Sotheby’s announced today that it lost $32.6 million in the third quarter, which ended Sept. 30, compared to a $29.7 million loss in the same period last year. It attributed part of the increase to an $11.6 million tax benefit in 2011 that didn’t occur again this year.
The slightly bigger loss amounts to $0.48 per share as opposed to last year’s $0.44 per-share loss, as per Bloomberg, which noted it was “in keeping with the 49-cent average loss forecast by six analysts.”

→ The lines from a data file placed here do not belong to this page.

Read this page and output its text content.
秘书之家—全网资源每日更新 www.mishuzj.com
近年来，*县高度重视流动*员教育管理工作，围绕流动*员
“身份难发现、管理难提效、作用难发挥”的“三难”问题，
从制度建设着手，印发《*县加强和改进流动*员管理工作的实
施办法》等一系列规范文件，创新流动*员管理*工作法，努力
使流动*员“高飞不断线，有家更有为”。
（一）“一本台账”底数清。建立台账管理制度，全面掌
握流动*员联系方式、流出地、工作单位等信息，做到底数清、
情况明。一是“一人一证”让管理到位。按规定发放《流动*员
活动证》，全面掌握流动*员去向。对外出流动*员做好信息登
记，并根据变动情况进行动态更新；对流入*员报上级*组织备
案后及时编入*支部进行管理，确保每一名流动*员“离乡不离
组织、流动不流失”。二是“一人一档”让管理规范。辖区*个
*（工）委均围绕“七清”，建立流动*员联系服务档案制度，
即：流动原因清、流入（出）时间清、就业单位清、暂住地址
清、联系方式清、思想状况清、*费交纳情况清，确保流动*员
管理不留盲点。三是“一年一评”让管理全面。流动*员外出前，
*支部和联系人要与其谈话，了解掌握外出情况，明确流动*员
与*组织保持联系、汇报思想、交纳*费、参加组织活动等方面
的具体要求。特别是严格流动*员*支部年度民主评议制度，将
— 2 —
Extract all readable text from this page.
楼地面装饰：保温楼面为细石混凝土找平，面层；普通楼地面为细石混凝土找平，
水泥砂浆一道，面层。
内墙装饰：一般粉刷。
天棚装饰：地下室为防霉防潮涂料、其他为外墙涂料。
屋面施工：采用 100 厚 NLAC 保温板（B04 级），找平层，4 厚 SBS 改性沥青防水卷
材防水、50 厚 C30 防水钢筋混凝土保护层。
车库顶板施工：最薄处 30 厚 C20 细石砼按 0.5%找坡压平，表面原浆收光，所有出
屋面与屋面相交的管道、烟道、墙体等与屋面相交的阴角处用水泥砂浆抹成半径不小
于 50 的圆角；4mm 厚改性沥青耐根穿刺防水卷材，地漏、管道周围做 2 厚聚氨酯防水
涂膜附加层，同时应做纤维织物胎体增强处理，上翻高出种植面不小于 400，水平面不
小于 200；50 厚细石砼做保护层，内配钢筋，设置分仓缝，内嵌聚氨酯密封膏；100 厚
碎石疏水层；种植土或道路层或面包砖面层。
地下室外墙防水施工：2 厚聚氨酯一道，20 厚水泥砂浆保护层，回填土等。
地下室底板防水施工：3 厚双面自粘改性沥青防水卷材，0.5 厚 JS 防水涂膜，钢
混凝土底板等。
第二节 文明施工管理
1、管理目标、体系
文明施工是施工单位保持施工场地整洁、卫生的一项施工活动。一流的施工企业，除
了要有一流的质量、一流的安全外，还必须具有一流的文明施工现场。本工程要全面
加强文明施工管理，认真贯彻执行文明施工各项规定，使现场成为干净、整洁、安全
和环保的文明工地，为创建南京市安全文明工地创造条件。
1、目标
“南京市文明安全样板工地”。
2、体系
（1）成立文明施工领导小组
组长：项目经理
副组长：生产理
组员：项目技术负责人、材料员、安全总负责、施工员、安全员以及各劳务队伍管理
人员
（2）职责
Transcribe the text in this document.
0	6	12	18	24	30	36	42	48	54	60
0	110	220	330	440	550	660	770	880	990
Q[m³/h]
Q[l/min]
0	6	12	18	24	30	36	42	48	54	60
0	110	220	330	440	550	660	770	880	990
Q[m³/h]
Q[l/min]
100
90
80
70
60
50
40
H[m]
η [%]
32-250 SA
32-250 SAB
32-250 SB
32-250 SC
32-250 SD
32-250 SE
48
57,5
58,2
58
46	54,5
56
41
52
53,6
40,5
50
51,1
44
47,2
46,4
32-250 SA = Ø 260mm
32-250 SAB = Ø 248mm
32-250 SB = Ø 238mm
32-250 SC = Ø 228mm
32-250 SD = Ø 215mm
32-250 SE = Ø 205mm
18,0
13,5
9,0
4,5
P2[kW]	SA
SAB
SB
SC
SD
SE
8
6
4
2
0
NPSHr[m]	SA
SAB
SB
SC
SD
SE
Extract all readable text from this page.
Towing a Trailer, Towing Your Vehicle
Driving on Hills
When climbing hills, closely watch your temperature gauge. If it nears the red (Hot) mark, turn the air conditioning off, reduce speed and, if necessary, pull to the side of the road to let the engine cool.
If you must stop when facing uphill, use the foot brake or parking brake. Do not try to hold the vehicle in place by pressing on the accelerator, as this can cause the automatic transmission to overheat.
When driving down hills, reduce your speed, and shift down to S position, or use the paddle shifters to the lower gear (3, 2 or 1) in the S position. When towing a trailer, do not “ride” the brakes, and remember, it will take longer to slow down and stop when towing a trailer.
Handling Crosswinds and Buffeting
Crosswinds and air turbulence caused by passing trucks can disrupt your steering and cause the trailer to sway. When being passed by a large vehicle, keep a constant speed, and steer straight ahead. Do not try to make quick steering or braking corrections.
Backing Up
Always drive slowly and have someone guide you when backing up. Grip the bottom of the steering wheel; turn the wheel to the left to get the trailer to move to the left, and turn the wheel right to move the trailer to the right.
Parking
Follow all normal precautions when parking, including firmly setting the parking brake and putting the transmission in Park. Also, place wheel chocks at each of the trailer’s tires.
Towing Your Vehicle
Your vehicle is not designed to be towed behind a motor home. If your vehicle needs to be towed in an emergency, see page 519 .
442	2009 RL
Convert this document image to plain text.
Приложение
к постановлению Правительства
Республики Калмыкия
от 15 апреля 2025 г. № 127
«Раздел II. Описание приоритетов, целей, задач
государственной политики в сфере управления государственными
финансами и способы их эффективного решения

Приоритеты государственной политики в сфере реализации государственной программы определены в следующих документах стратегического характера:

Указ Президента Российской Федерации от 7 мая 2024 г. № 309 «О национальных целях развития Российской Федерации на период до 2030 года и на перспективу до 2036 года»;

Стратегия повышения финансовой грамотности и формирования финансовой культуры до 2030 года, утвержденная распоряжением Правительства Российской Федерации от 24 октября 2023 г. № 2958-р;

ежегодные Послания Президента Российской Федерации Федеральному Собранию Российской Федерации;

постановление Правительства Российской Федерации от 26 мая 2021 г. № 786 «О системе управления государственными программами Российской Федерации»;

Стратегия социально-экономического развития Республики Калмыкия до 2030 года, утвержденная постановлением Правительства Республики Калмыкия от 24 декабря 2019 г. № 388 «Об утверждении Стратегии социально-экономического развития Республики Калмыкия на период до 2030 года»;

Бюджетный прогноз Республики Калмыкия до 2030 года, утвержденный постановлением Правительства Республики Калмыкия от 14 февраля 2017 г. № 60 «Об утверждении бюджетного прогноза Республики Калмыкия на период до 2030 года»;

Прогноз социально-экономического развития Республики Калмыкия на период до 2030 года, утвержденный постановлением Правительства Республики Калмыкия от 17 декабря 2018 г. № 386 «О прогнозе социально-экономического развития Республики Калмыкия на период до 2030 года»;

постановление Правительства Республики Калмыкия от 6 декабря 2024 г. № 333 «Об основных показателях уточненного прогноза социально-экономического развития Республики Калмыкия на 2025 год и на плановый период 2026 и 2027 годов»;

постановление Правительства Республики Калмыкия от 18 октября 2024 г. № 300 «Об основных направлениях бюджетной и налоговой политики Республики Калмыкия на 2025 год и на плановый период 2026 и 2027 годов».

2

Conventionally, Sotheby’s sees a loss in the third quarter since auctions and private sales during the summer months are few and far between, with auctions during this period comprising between 7 to 10 percent of annual sales. The auction house’s biggest sales happen in the first and fourth quarters, like tonight’s Impressionist and modern art sale and next week’s contemporary art evening sale.
Nonetheless, there were some “bright spots” as per Sotheby’s president and CEO Bill Ruprecht, who spoke to the press in a phone conference this afternoon. Revenues were up 18 percent in the third quarter to $68.5 million, fueled by a 50 percent improvement in private sale commission revenues and a 56 percent increase in finance segment revenues.
Mr. Ruprecht also noted that sales in London last month, brought in record prices especially in contemporary sales, where Sotheby’s made “a high water mark for a picture by a living artist” when it sold Gerhard Richter’s painting Abstracktes Bild (809-4), for $35 million. “Great works of art will continue to fetch good prices.”